La regia guidata dal Cremlino inquadra le scene di isteria collettiva, i sorrisi smaglianti, gli applausi a scena aperta come propaganda comanda. Poi però, scrive Repubblica, "le lacrime arrivano all’improvviso. Fino a un secondo prima era tutto un rilanciare gli slogan 'patria e unità', poi occhi lucidi e commozione". Qualcuno cede al taccuino dei giornalisti stranieri, nonostante la consegna del silenzio ricevuta dagli organizzatori. "Mi preoccupa che non sia ancora finita - spiega una dipendente municipale, la 41enne Natalia Ivanova -. Voglio solo la pace". Temi e toni banditi dal palco sui cui è salito anche Putin, per 5 minuti. I più invasati preferiscono svicolare alla domanda su quanto potrà durare questa guerra: "Finitela con questi discorsi". Reazione ovvia ma che tradisce una certa insofferenza anche nello zoccolo duro dei putiniani. Gli 80mila presenti al Luzhniki sono "insegnanti, studenti, impiegati pubblici e privati", tutti cooptati dal regime. "Alcuni sono arrivati dietro un compenso e la promessa di un pasto caldo ma hanno avuto istruzioni di non confermarlo ai media", spiegano Repubblica e Corriere della Sera.

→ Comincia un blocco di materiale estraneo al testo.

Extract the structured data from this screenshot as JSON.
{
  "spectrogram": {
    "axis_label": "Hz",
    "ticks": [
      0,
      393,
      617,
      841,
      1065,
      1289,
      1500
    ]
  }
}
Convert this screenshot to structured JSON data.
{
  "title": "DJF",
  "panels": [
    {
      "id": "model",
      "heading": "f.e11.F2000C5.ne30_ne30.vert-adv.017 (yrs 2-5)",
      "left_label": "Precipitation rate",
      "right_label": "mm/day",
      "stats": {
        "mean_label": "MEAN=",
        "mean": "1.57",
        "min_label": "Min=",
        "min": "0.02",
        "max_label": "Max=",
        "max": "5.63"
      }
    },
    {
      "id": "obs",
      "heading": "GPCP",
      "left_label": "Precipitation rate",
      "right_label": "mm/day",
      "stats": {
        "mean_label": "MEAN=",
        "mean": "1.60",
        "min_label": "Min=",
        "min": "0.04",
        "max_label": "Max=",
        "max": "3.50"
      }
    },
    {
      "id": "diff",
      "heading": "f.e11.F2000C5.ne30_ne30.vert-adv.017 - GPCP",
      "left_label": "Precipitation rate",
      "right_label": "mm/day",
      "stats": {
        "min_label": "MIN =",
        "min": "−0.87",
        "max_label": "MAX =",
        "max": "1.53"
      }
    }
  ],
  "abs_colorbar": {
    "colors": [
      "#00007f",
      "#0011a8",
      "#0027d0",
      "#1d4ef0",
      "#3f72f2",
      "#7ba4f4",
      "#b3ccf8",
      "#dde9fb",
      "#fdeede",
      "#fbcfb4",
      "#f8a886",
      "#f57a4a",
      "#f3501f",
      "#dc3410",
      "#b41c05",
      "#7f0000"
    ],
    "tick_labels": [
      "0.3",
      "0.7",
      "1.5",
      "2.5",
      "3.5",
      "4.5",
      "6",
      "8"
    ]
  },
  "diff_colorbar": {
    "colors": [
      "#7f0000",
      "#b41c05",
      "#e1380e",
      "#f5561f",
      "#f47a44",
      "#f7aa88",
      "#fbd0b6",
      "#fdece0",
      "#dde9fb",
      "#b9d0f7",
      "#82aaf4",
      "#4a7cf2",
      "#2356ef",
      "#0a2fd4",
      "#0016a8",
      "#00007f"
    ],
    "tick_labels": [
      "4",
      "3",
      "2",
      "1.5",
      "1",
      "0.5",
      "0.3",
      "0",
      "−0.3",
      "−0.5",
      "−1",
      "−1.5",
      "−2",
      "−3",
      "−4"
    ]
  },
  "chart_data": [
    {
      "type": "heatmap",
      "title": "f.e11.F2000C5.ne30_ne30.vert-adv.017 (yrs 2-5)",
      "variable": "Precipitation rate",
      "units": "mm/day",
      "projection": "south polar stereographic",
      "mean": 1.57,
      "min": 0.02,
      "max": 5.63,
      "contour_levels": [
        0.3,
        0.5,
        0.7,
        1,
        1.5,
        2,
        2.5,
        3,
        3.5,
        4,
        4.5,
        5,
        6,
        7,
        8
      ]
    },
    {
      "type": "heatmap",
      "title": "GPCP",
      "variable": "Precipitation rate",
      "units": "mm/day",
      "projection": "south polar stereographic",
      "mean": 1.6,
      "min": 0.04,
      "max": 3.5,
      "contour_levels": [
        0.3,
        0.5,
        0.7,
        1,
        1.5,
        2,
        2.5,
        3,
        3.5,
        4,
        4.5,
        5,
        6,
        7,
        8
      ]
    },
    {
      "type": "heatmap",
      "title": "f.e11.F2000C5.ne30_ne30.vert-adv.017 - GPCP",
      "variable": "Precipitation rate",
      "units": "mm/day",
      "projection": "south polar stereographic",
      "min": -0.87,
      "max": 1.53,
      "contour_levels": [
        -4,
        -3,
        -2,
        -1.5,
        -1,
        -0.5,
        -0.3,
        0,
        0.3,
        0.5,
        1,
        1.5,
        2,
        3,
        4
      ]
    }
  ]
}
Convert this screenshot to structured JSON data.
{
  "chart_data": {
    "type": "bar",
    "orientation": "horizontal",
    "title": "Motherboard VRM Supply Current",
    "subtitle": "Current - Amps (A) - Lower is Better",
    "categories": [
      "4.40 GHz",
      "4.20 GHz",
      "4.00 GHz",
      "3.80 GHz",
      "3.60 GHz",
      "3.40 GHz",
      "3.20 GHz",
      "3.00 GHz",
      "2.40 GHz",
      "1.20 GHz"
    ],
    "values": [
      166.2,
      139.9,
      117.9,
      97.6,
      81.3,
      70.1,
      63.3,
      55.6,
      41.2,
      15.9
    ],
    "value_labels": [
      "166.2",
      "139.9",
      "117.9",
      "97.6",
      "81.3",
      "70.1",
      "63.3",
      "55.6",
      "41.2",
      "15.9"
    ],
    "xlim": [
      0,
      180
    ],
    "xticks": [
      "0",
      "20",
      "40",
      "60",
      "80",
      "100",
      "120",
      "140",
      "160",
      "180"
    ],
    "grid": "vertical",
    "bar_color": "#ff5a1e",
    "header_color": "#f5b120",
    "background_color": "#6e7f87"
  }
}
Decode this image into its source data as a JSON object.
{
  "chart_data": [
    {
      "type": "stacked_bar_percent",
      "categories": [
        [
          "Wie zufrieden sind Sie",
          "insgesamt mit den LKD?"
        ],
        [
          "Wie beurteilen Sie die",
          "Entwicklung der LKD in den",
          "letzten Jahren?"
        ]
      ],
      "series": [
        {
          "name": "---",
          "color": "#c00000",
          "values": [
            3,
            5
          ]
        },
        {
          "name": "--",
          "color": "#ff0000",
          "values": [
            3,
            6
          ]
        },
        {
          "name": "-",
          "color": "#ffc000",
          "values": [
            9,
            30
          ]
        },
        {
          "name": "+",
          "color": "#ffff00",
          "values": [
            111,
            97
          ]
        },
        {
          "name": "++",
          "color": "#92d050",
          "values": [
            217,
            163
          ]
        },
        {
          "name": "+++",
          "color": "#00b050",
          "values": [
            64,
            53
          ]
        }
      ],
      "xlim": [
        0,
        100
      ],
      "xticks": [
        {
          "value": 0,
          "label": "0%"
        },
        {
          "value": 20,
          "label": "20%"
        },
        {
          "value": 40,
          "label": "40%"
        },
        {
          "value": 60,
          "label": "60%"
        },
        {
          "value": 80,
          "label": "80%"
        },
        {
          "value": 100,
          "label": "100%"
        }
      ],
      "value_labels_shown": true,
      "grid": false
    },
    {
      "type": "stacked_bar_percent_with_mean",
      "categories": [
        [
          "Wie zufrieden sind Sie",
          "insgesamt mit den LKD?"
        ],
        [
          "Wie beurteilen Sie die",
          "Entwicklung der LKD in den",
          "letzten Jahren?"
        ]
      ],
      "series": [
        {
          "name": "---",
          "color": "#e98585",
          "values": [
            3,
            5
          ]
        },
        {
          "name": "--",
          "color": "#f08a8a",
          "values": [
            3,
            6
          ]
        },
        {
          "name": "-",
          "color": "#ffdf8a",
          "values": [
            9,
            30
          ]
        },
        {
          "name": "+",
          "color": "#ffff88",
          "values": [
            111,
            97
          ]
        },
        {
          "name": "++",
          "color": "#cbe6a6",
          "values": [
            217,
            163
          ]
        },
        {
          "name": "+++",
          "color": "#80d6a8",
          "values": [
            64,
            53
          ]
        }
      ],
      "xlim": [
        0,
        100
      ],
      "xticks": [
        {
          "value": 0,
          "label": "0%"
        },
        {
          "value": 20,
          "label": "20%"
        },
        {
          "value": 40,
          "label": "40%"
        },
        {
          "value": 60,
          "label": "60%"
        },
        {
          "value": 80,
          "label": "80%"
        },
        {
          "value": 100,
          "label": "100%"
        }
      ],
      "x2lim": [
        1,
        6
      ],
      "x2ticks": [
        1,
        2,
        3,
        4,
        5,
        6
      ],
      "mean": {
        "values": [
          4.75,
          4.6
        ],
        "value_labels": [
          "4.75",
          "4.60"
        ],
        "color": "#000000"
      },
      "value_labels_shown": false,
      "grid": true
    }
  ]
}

"L’atmosfera è ben diversa da quella di un anno fa", quando il 18 marzo si festeggiavano gli 8 anni di conquista della Crimea e lo slogan era "Per un
mondo senza nazismo", a pochi giorni dall'inizio dell'invasione ucraina. Mercoledì a Mosca si sono toccati i -15 gradi alle 2 di pomeriggio, e anche per questo molti spettatori che erano assiepati comunque fuori dallo stadio, senza il biglietto in mano, non hanno resistito nonostante berretti e coperte di lana e se ne sono andati in anticipo, ancora prima dell'intervento del presidente.